Posted: Fri Jan 05, 2018 5:07 pm
by ChicagoGranny
treydawgmt wrote:From my mask to my hose should be a continuous downward slope someone said. No loop above my head, and not on the floor.
You have rainout in your hose that is causing you some problems. If you run your hose on a continuous down slope to the machine, the rainout will not be a problem.

The people who are telling you to loop it above your head, are ignoring the rainout problem.

Of course, now that you have the manual describing how to adjust the humidity and the hose heat, you should experiment with finding comfortable settings which eliminate rainout. Then you can run the hose any variety of ways - even on an upward slope from the mask to the machine with a loop over your head.

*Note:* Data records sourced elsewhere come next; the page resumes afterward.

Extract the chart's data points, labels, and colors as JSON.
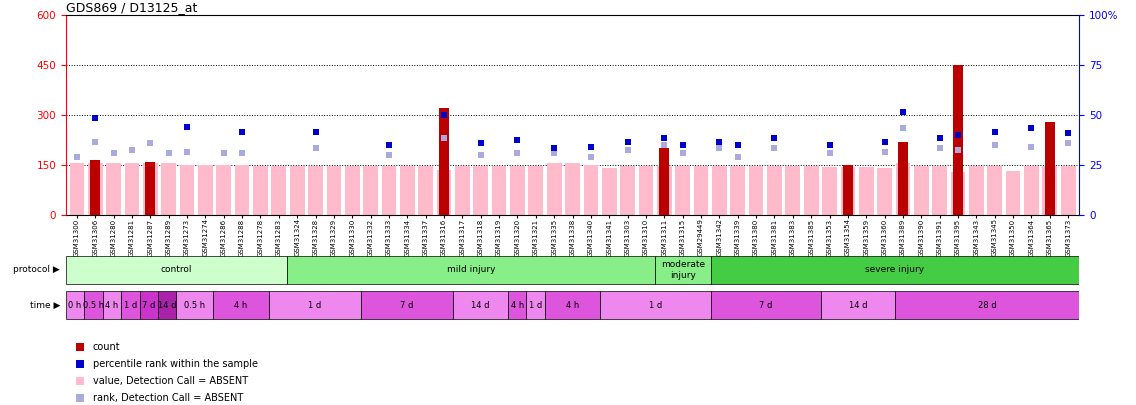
{
  "title": "GDS869 / D13125_at",
  "samples": [
    "GSM31300",
    "GSM31306",
    "GSM31280",
    "GSM31281",
    "GSM31287",
    "GSM31289",
    "GSM31273",
    "GSM31274",
    "GSM31286",
    "GSM31288",
    "GSM31278",
    "GSM31283",
    "GSM31324",
    "GSM31328",
    "GSM31329",
    "GSM31330",
    "GSM31332",
    "GSM31333",
    "GSM31334",
    "GSM31337",
    "GSM31316",
    "GSM31317",
    "GSM31318",
    "GSM31319",
    "GSM31320",
    "GSM31321",
    "GSM31335",
    "GSM31338",
    "GSM31340",
    "GSM31341",
    "GSM31303",
    "GSM31310",
    "GSM31311",
    "GSM31315",
    "GSM29449",
    "GSM31342",
    "GSM31339",
    "GSM31380",
    "GSM31381",
    "GSM31383",
    "GSM31385",
    "GSM31353",
    "GSM31354",
    "GSM31359",
    "GSM31360",
    "GSM31389",
    "GSM31390",
    "GSM31391",
    "GSM31395",
    "GSM31343",
    "GSM31345",
    "GSM31350",
    "GSM31364",
    "GSM31365",
    "GSM31373"
  ],
  "count_values": [
    0,
    165,
    0,
    0,
    160,
    0,
    0,
    0,
    0,
    0,
    0,
    0,
    0,
    0,
    0,
    0,
    0,
    0,
    0,
    0,
    320,
    0,
    0,
    0,
    0,
    0,
    0,
    0,
    0,
    0,
    0,
    0,
    200,
    0,
    0,
    0,
    0,
    0,
    0,
    0,
    0,
    0,
    150,
    0,
    0,
    220,
    0,
    0,
    450,
    0,
    0,
    0,
    0,
    280,
    0
  ],
  "percentile_values": [
    0,
    290,
    0,
    0,
    0,
    0,
    265,
    0,
    0,
    250,
    0,
    0,
    0,
    250,
    0,
    0,
    0,
    210,
    0,
    0,
    300,
    0,
    215,
    0,
    225,
    0,
    200,
    0,
    205,
    0,
    220,
    0,
    230,
    210,
    0,
    220,
    210,
    0,
    230,
    0,
    0,
    210,
    0,
    0,
    220,
    310,
    0,
    230,
    240,
    0,
    250,
    0,
    260,
    0,
    245
  ],
  "pink_bar_values": [
    155,
    155,
    155,
    155,
    155,
    155,
    150,
    150,
    150,
    150,
    148,
    148,
    148,
    148,
    148,
    148,
    148,
    148,
    148,
    148,
    135,
    148,
    148,
    148,
    148,
    148,
    155,
    155,
    150,
    140,
    148,
    148,
    148,
    148,
    148,
    148,
    148,
    148,
    148,
    148,
    148,
    145,
    145,
    145,
    140,
    155,
    148,
    148,
    130,
    148,
    148,
    132,
    148,
    148,
    148
  ],
  "light_blue_sq_values": [
    175,
    220,
    185,
    195,
    215,
    185,
    190,
    0,
    185,
    185,
    0,
    0,
    0,
    200,
    0,
    0,
    0,
    180,
    0,
    0,
    230,
    0,
    180,
    0,
    185,
    0,
    185,
    0,
    175,
    0,
    195,
    0,
    210,
    185,
    0,
    200,
    175,
    0,
    200,
    0,
    0,
    185,
    0,
    0,
    190,
    260,
    0,
    200,
    195,
    0,
    210,
    0,
    205,
    0,
    215
  ],
  "protocol_groups": [
    {
      "label": "control",
      "start": 0,
      "end": 12,
      "color": "#ccffcc"
    },
    {
      "label": "mild injury",
      "start": 12,
      "end": 32,
      "color": "#88ee88"
    },
    {
      "label": "moderate\ninjury",
      "start": 32,
      "end": 35,
      "color": "#88ee88"
    },
    {
      "label": "severe injury",
      "start": 35,
      "end": 55,
      "color": "#44cc44"
    }
  ],
  "time_groups": [
    {
      "label": "0 h",
      "start": 0,
      "end": 1,
      "color": "#ee88ee"
    },
    {
      "label": "0.5 h",
      "start": 1,
      "end": 2,
      "color": "#dd55dd"
    },
    {
      "label": "4 h",
      "start": 2,
      "end": 3,
      "color": "#ee88ee"
    },
    {
      "label": "1 d",
      "start": 3,
      "end": 4,
      "color": "#dd55dd"
    },
    {
      "label": "7 d",
      "start": 4,
      "end": 5,
      "color": "#cc33cc"
    },
    {
      "label": "14 d",
      "start": 5,
      "end": 6,
      "color": "#aa22aa"
    },
    {
      "label": "0.5 h",
      "start": 6,
      "end": 8,
      "color": "#ee88ee"
    },
    {
      "label": "4 h",
      "start": 8,
      "end": 11,
      "color": "#dd55dd"
    },
    {
      "label": "1 d",
      "start": 11,
      "end": 16,
      "color": "#ee88ee"
    },
    {
      "label": "7 d",
      "start": 16,
      "end": 21,
      "color": "#dd55dd"
    },
    {
      "label": "14 d",
      "start": 21,
      "end": 24,
      "color": "#ee88ee"
    },
    {
      "label": "4 h",
      "start": 24,
      "end": 25,
      "color": "#dd55dd"
    },
    {
      "label": "1 d",
      "start": 25,
      "end": 26,
      "color": "#ee88ee"
    },
    {
      "label": "4 h",
      "start": 26,
      "end": 29,
      "color": "#dd55dd"
    },
    {
      "label": "1 d",
      "start": 29,
      "end": 35,
      "color": "#ee88ee"
    },
    {
      "label": "7 d",
      "start": 35,
      "end": 41,
      "color": "#dd55dd"
    },
    {
      "label": "14 d",
      "start": 41,
      "end": 45,
      "color": "#ee88ee"
    },
    {
      "label": "28 d",
      "start": 45,
      "end": 55,
      "color": "#dd55dd"
    }
  ],
  "ylim": [
    0,
    600
  ],
  "yticks_left": [
    0,
    150,
    300,
    450,
    600
  ],
  "yticks_right_labels": [
    "0",
    "25",
    "50",
    "75",
    "100%"
  ],
  "hlines": [
    150,
    300,
    450
  ],
  "bar_color_count": "#bb0000",
  "bar_color_pink": "#ffbbcc",
  "sq_color_blue": "#0000cc",
  "sq_color_lightblue": "#aaaadd",
  "legend_items": [
    {
      "color": "#bb0000",
      "marker": "s",
      "label": "count"
    },
    {
      "color": "#0000cc",
      "marker": "s",
      "label": "percentile rank within the sample"
    },
    {
      "color": "#ffbbcc",
      "marker": "s",
      "label": "value, Detection Call = ABSENT"
    },
    {
      "color": "#aaaadd",
      "marker": "s",
      "label": "rank, Detection Call = ABSENT"
    }
  ]
}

Re: ResMed S9 Climate Hose Question

Posted: Fri Jan 12, 2018 9:47 am
by treydawgmt
Thank you all for your replies! It appears (after 3 nights usage) that actually turning the heated tubing ON, that mostly solved the problem! It appears as though the setting was "OFF", so I had a really expensive, useless hose! Whoops. Thanks for all the advice though for whenever I use my home machine without a heater. (That one rarely has the rainout problem, but if it does, I'll know what to do!)

Re: ResMed S9 Climate Hose Question

Posted: Fri Jan 12, 2018 1:01 pm
by ChicagoGranny
treydawgmt wrote:It appears as though the setting was "OFF"
OK as long as you remember to turn the hose on when you get to the fire.